Halogen lights are hot & will burn you in most cases if you touch the bulb. I had (2) 20w halogen & switched to 3 LED - a total of 4w & no heat. Better light too - brighter & more white/blue


----------



## vsheetz (Sep 28, 2008)

*answers*


Yes, the lights are UL rated
I would like to make them work if possible, as I don't have a return option
Maybe some type a heat shield - suggestions?
If I have to do a do-over, low voltage LED appear the way to go - all I have seen are pretty pricy, anybody have suggestions?
Thx!
Vince


----------



## Yoyizit (Jul 11, 2008)

Drilling holes in the cabinet floor will give you some convection cooling. 

I put a small flourescent ballast [2"x2"x1"] in series with my lights to reduce the possibility of eye damage due to UV and lengthen bulb lifetime. 
It happened to have just enough impedance to work.

The trend seems to be having lamps of zero size but of infinite brightness; maybe using LEDs will get us away from this nonsense.


----------



## handyman78 (Dec 29, 2007)

A relative of mine almost had a fire with a 3-bulb halogen light fixture over a sink- the fixture was made by GE but I personally think halogen lighting fixtures should be installed with a significant space beneath them for air flow- not directly attached to the surface which this one was as the directions suggested.


----------



## Scuba_Dave (Jan 16, 2009)

I think I paid $27 for the 3 LED puck lights
Well worth it
I'll never install halogens agonm, way too hot


----------



## vsheetz (Sep 28, 2008)

*Hera responce*

I had a responce from Hera technical support. Being UL approved means the surface will be be exposed to over 90C temp - not enough to burn, but can cause discoloration on some cabinet finishes. An option is to place a metal plate between the light and the wood to disipate some of the heat.

I may try the metal plate, but as suggested LED would be the way to go.

Scuba_dave - do you remember where your LED pucks came from? 

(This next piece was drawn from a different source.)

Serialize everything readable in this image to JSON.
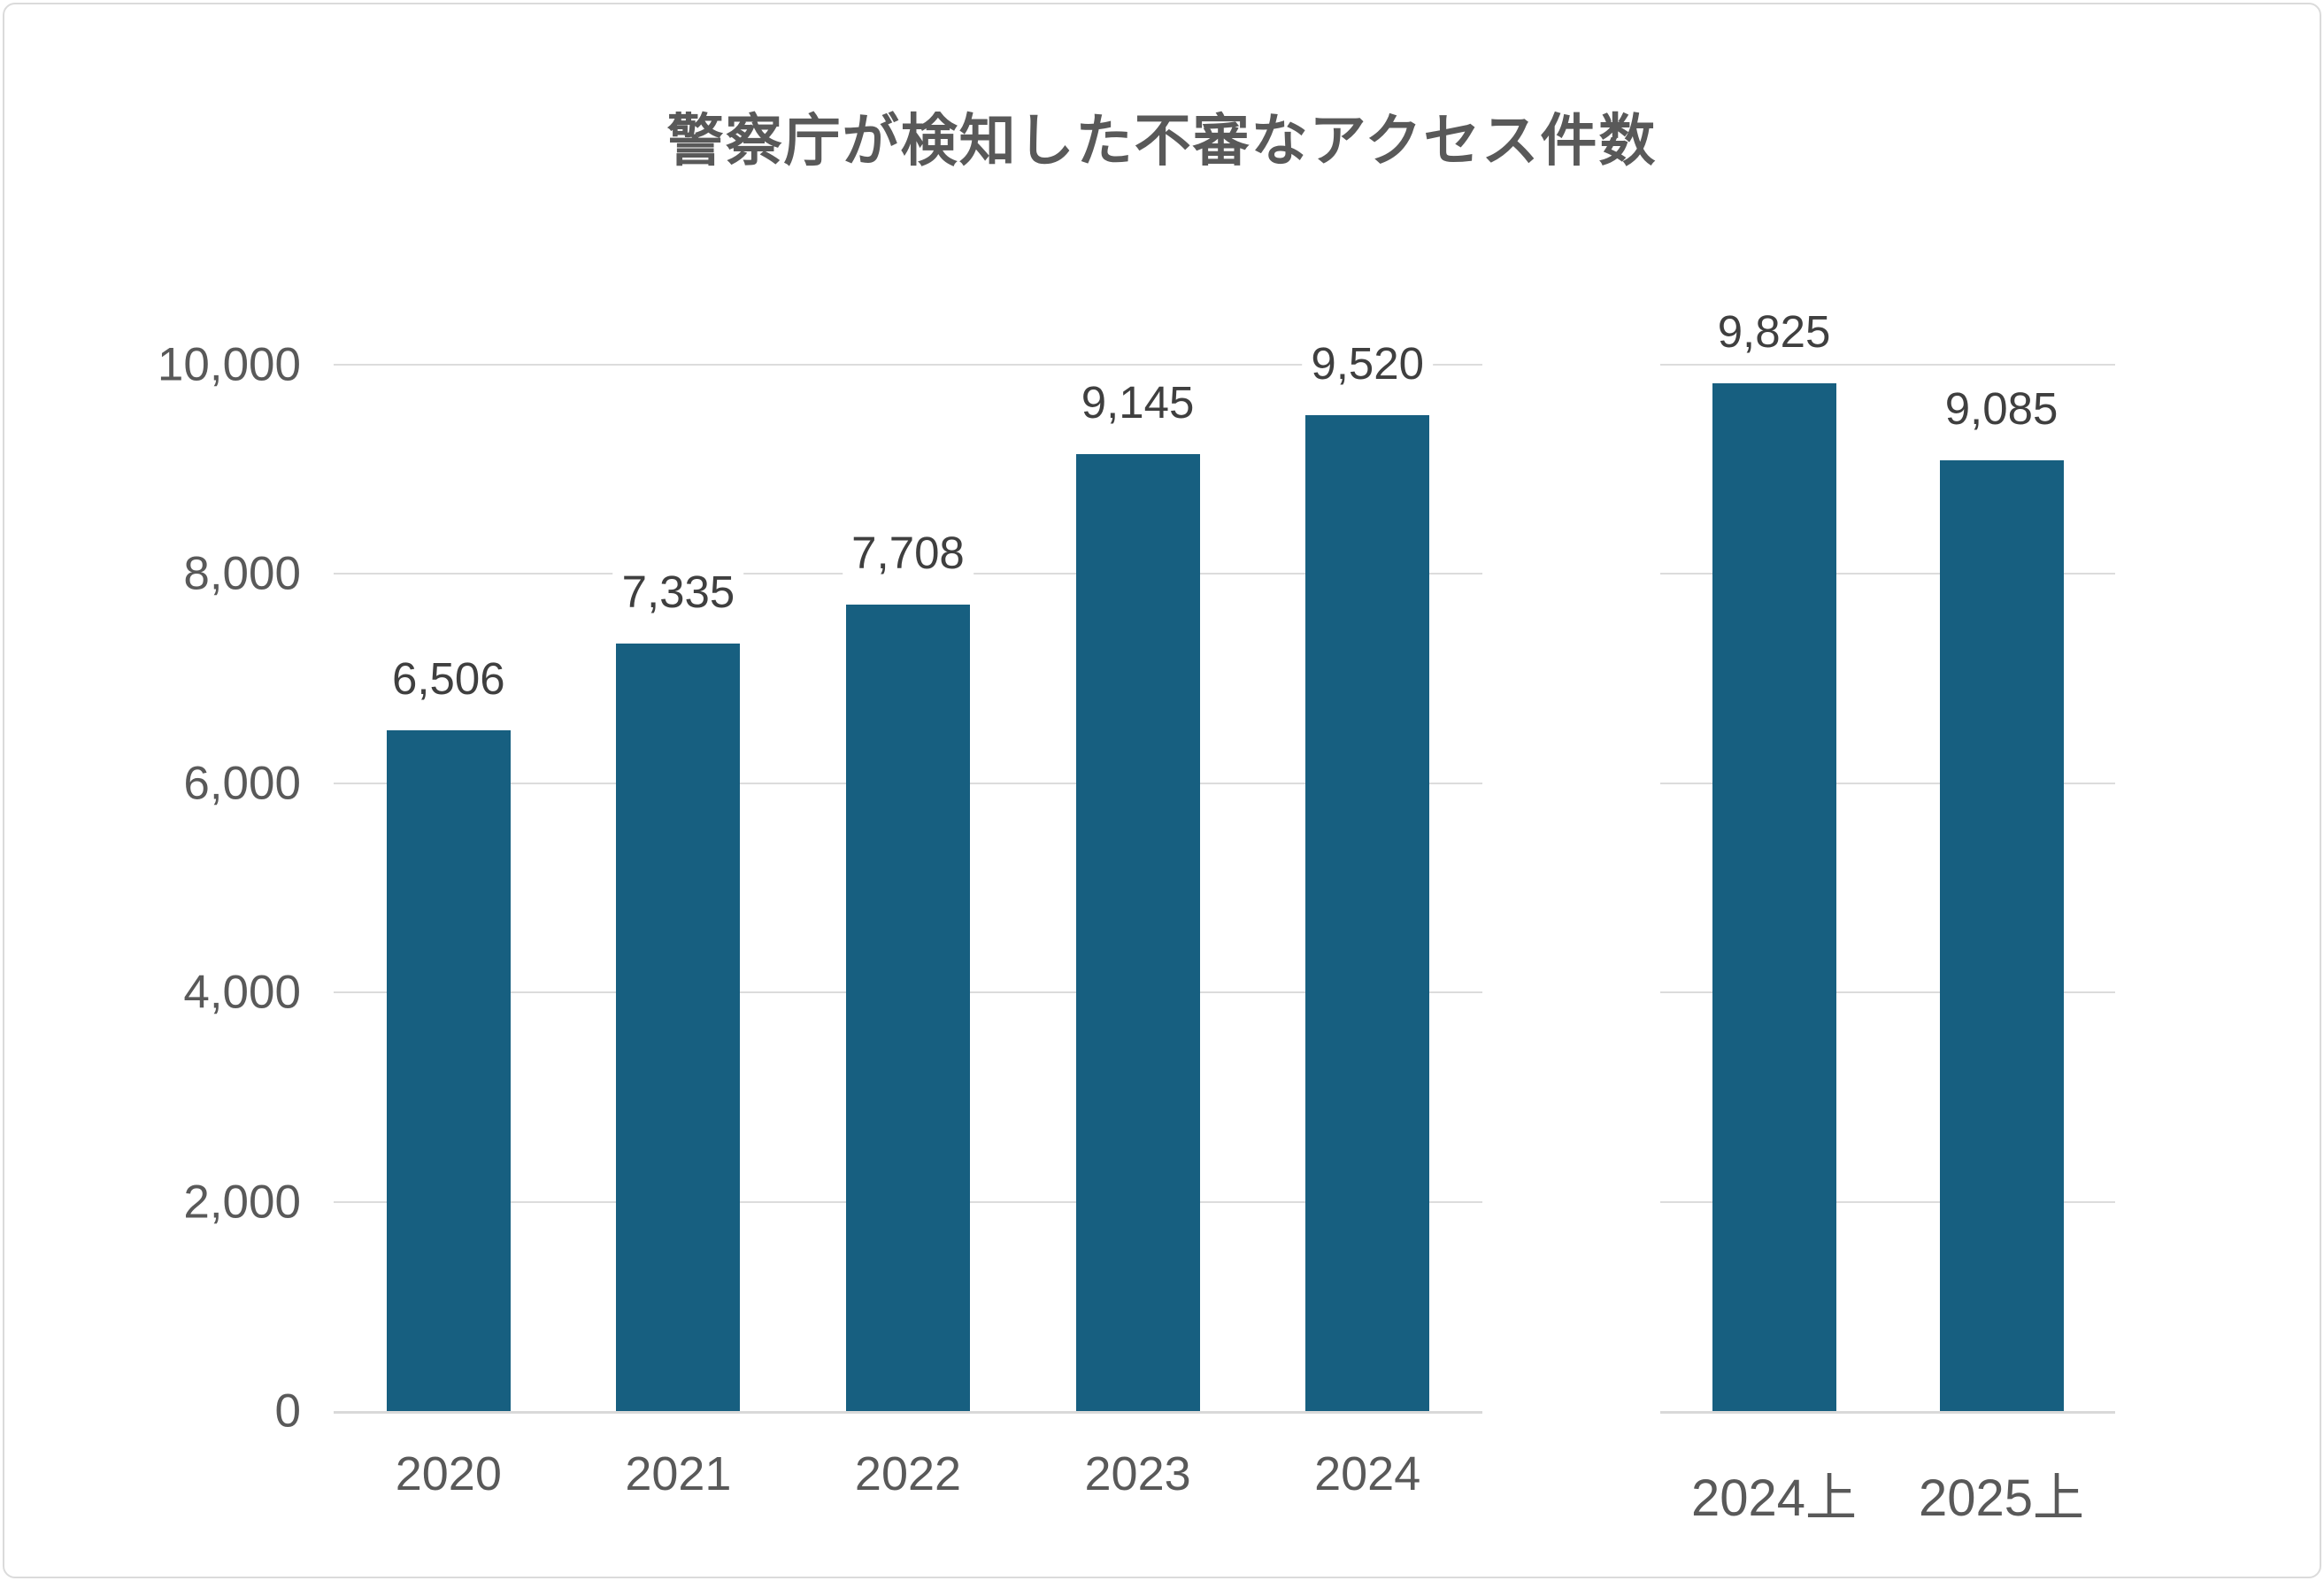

Thanks all for the excellent help!
Vince


----------



## Scuba_Dave (Jan 16, 2009)

I bought mine at HD


----------



## theatretch85 (May 17, 2008)

They also have LED inserts now for the standard incandescent style bulb puck lights. It basically a printed circuit board with a bunch of surface mount LED's with the pin connector found on most bulbs and they plug into the existing pucks. This may be cheaper than replacing the entire system which it sounds like you want to avoid doing anyway. I saw them just the other day at Menards when I was pricing out my system, I don't recall how much they cost because I am looking at using the xenon bulbs which supposedly should run a lot cooler than halogen bulbs.


----------



## InPhase277 (Feb 9, 2008)

How about spacing them away from the cabinet with some stacked washers?


----------



## vsheetz (Sep 28, 2008)

*resolved*

I picked a few ~5”x7” precut pieces of metal flashing from the roofing department of Lowes (about 50 cents each) – put one under each light as a heat shield and to dissipate the heat – drastically reduced the heat transferred to the cabinet, and the metal does not get hot either.

If I had a do-over I would try LED lights, but this is a workable solution for my situation. The lights look great and provide just the right amount of illumination.

Thanks everyone!
Vince


----------



## jayp (Jun 1, 2008)

*shield*

I had a fried buy some of that heat shield fabric that people use for torch soldering. He used a razor and cut circles in it to insert between the light and the underside of the cabinets. Then he used the screw mount method for attaching them.


----------